Problemfeld eins: unterschiedliche Motive der westlichen Regierungen. Die Bundesregierung wollte in erster Linie der Bevölkerung helfen, während die USA siegen wollten. Wir wollten primär die Lebensverhältnisse der Menschen vor Ort verbessern und darüber die Situation vor Ort stabilisieren, während die USA mehr auf die Bekämpfung des Terrors fokussiert waren.

Problemfeld zwei. Während des Einsatzes war die Kommunikation zwischen den deutschen Ministerien unzureichend. Es fanden keine strategischen Diskussionen statt. Das Verteidigungsministerium war sehr dominant und konnte schnell finanzielle Mittel bereitstellen. Hier waren das Ministerium für wirtschaftliche Zusammenarbeit und das Auswärtige Amt deutlich benachteiligt. Entwicklungszusammenarbeit und humanitäre Hilfe waren zudem nicht strikt getrennt. Die Umsetzung der Mittel war nicht eindeutig zugewiesen. Dies führte zu vielen Reibereien und Rivalitäten zwischen den beteiligten Ministerien.

Problemfeld drei. Die Bundeswehr hat in Afghanistan Aufgaben übernommen, die nicht zu ihrem eigentlichen Auftrag passten; denn sie bauten auch Brunnen und Schulen. In der Praxis konnten die Anteile des Militärs nicht klar vom Engagement der zivilen entwicklungspolitischen Organisationen abgegrenzt werden. Hierdurch wurde Vertrauen verspielt, und wir haben die Arbeit dieser Organisationen sogar gefährdet. Das ist inakzeptabel.

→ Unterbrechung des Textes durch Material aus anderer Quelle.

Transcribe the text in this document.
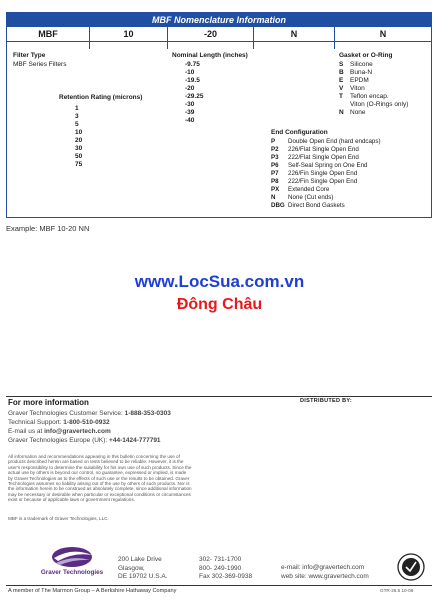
MBF Nomenclature Information
MBF	10	-20	N	N
Filter Type
MBF Series Filters
Retention Rating (microns)
1
3
5
10
20
30
50
75
Nominal Length (inches)
-9.75
-10
-19.5
-20
-29.25
-30
-39
-40
Gasket or O-Ring
S Silicone
B Buna-N
E EPDM
V Viton
T Teflon encap.
Viton (O-Rings only)
N None
End Configuration
P Double Open End (hard endcaps)
P2 226/Flat Single Open End
P3 222/Flat Single Open End
P6 Self-Seal Spring on One End
P7 226/Fin Single Open End
P8 222/Fin Single Open End
PX Extended Core
N None (Cut ends)
DBG Direct Bond Gaskets
Example: MBF 10-20 NN
www.LocSua.com.vn
Đông Châu
For more information	DISTRIBUTED BY:
Graver Technologies Customer Service: 1-888-353-0303
Technical Support: 1-800-510-0932
E-mail us at info@gravertech.com
Graver Technologies Europe (UK): +44-1424-777791
All information and recommendations appearing in this bulletin concerning the use of products described herein are based on tests believed to be reliable. However, it is the user's responsibility to determine the suitability for his own use of such products. Since the actual use by others is beyond our control, no guarantee, expressed or implied, is made by Graver Technologies as to the effects of such use or the results to be obtained. Graver Technologies assumes no liability arising out of the use by others of such products. Nor is the information herein to be construed as absolutely complete, since additional information may be necessary or desirable when particular or exceptional conditions or circumstances exist or because of applicable laws or government regulations.
MBF is a trademark of Graver Technologies, LLC.
Graver Technologies
200 Lake Drive
Glasgow,
DE 19702 U.S.A.
302- 731-1700
800- 249-1990
Fax 302-369-0938
e-mail: info@gravertech.com
web site: www.gravertech.com
A member of The Marmon Group – A Berkshire Hathaway Company	GTR-26.5 10-08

Was habe ich noch gelernt? Wir haben neben anderen internationalen Gebern große finanzielle Mittel für Afghanistan bereitgestellt. Dies führte dazu, dass die Geber ihr Geld mit Nachdruck sinnvoll einsetzen wollten. Aber auf lokaler Ebene wusste man zu häufig nicht, wie eigentlich. Und zu viel Geld fördert dann Korruption. Deswegen muss künftig der Mitteleinsatz besser konkretisiert werden: Was ist möglich? Was ist sinnvoll? Flexibilität ist gefordert.

Es hat sich herausgestellt: In der Praxis haben bescheidene, lokal eingebettete Projekte mit unmittelbarem, greifbarem Nutzen für die Bevölkerung am besten funktioniert. Sie sind effektiver als Großprojekte, die einfach dem Land übergestülpt werden.

Das bringt mich zu Problemfeld Nummer vier. Wir haben die afghanische Bevölkerung in der Tat nicht ausreichend studiert und sie bei der Gestaltung von Vorhaben nicht genug einbezogen. Rückblickend hätte man von Anfang an dafür sorgen müssen, dass die lokale Bevölkerung Projekte langfristig eigenständig übernehmen kann. Konsequenz also: Zuhören, auf die Wünsche und Bedürfnisse eingehen, nicht auf die Umsetzung unserer Idealvorstellungen drängen.

Das waren erste Ergebnisse. Ich freue mich auf Phase zwei.

Vielen Dank für Ihre Aufmerksamkeit.

(Beifall bei der FDP sowie bei Abgeordneten der SPD und des BÜNDNISSES 90/DIE GRÜNEN)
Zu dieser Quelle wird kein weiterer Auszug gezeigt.